A British mother who made the decision with her boyfriend to abort their healthy preborn daughter after receiving an incorrect fetal diagnosis has reached a settlement with the hospital that committed the abortion five years ago.

Kay Young was 20 weeks pregnant with her daughter, whom she had named Keira, when doctors at Blackpool Victoria Hospital told her that scans and testing showed Keira had potentially serious developmental complications, including shortened thigh bones and shortened upper arms. 

Young was referred to Saint Mary’s Hospital in Manchester, where she was told that Keira had a fatal form of dwarfism and was advised that she should abort Keira. Young decided to follow the advice to end her child’s life, even though she had some intuition that her daughter was healthy.

“I knew there was nothing wrong with Keira.
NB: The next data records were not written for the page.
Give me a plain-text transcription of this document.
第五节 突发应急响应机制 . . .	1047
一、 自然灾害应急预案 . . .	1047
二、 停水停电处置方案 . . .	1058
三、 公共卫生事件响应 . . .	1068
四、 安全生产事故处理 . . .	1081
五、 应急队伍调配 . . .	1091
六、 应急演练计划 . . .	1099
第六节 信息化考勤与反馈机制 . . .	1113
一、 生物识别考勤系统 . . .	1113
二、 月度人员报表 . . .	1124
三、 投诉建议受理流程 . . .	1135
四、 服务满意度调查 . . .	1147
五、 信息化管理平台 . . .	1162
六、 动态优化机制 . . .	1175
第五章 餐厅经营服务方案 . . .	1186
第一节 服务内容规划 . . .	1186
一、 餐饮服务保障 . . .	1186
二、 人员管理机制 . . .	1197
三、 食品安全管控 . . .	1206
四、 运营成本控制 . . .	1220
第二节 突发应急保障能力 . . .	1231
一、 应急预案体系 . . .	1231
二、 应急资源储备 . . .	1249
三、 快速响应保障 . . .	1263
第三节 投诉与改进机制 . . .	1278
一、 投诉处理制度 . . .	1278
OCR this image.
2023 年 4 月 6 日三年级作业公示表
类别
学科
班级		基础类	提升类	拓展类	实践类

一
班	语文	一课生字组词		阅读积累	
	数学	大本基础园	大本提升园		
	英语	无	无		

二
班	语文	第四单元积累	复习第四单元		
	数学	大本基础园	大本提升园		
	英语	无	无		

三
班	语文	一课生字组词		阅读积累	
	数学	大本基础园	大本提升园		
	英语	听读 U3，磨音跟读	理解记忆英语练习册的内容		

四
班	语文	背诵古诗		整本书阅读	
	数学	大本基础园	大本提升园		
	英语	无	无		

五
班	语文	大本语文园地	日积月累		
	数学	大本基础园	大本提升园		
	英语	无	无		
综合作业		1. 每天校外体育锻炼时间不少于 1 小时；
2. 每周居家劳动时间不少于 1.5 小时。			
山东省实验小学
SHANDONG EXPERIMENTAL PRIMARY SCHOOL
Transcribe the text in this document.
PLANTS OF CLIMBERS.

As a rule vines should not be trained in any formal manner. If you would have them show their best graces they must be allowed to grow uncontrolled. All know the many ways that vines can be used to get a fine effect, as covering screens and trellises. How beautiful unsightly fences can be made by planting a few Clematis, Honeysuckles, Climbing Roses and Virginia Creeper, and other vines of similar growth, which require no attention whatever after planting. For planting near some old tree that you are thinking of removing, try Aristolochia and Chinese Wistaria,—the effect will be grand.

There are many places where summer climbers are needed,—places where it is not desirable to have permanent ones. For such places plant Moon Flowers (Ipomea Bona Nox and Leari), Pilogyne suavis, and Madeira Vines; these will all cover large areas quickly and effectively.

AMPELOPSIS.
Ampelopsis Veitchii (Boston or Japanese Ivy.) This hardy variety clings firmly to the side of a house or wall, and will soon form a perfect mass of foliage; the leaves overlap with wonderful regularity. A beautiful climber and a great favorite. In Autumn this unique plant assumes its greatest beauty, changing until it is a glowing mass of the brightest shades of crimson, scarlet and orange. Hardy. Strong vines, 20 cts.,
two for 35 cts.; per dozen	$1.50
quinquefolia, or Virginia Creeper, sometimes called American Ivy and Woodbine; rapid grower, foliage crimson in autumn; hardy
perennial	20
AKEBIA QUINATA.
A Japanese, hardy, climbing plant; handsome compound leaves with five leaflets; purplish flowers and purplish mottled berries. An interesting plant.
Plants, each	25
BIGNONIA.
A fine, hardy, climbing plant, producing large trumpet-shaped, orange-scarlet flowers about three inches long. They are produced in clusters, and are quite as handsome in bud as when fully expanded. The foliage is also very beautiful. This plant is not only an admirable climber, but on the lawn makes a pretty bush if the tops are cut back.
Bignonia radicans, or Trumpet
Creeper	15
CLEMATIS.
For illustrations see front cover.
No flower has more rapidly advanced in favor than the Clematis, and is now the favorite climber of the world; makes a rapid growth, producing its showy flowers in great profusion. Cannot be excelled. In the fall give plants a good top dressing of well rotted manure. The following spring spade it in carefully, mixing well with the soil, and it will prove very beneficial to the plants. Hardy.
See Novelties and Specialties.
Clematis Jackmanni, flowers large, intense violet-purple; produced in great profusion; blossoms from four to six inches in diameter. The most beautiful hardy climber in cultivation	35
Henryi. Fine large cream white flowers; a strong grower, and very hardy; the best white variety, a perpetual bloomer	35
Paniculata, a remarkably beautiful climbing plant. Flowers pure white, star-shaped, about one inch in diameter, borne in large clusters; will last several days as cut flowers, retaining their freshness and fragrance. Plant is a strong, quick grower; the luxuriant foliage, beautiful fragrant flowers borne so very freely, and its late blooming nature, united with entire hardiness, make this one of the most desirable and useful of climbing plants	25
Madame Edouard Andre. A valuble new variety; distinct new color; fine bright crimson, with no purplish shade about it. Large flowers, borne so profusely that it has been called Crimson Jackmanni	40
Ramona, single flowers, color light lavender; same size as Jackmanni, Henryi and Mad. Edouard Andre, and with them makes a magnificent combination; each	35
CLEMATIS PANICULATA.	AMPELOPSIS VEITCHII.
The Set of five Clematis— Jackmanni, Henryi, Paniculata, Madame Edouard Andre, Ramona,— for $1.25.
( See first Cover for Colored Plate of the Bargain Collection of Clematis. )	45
As a mother, you just know. Her movements were strong, but I trusted the advice I was given,” Young said.

READ: After choosing abortion due to ‘abnormalities,’ they found out their babies were ‘normal’

Keira was killed by lethal injection at Saint Mary’s Hospital in Manchester on February 19, 2020. There is strong evidence that preborn babies who have reached the 20-week gestational mark, like Keira did, can feel pain.

Young then had to carry her dead daughter for three days before delivering the stillborn infant.

“I had to continue with the pregnancy for three days knowing that we had killed her,” Young said.

Young said medical staff had assured her that she would not be able to see the hole in her dead baby’s chest caused by the lethal injection when the baby was born. They were wrong.

“When she was born, I could see a hole in her chest where the needle that killed her was inserted,” said Young.

A post-mortem confirmed that Keira had not had dwarfism, and Young and her boyfriend were sent into a state of extreme grief. 

“My partner and I could not cope when we found out that Keira did not have a lethal form of dwarfism following the hospital’s postmortem,” Young stated. The couple’s relationship ended sometime after the abortion.

Young has made a five-figure settlement with Manchester University NHS Foundation Trust, which runs Saint Mary’s Hospital in Manchester, but the Trust denied liability. Part of the settlement included an agreement that the hospital should honor Keira on the fifth anniversary of her death. 

Sadly, inaccurate prenatal diagnoses are made often, and parents are sometimes persuaded by doctors to abort their babies, denying their children the chance to finish developing and the chance to live. Every child deserves life, regardless of diagnosis or ability.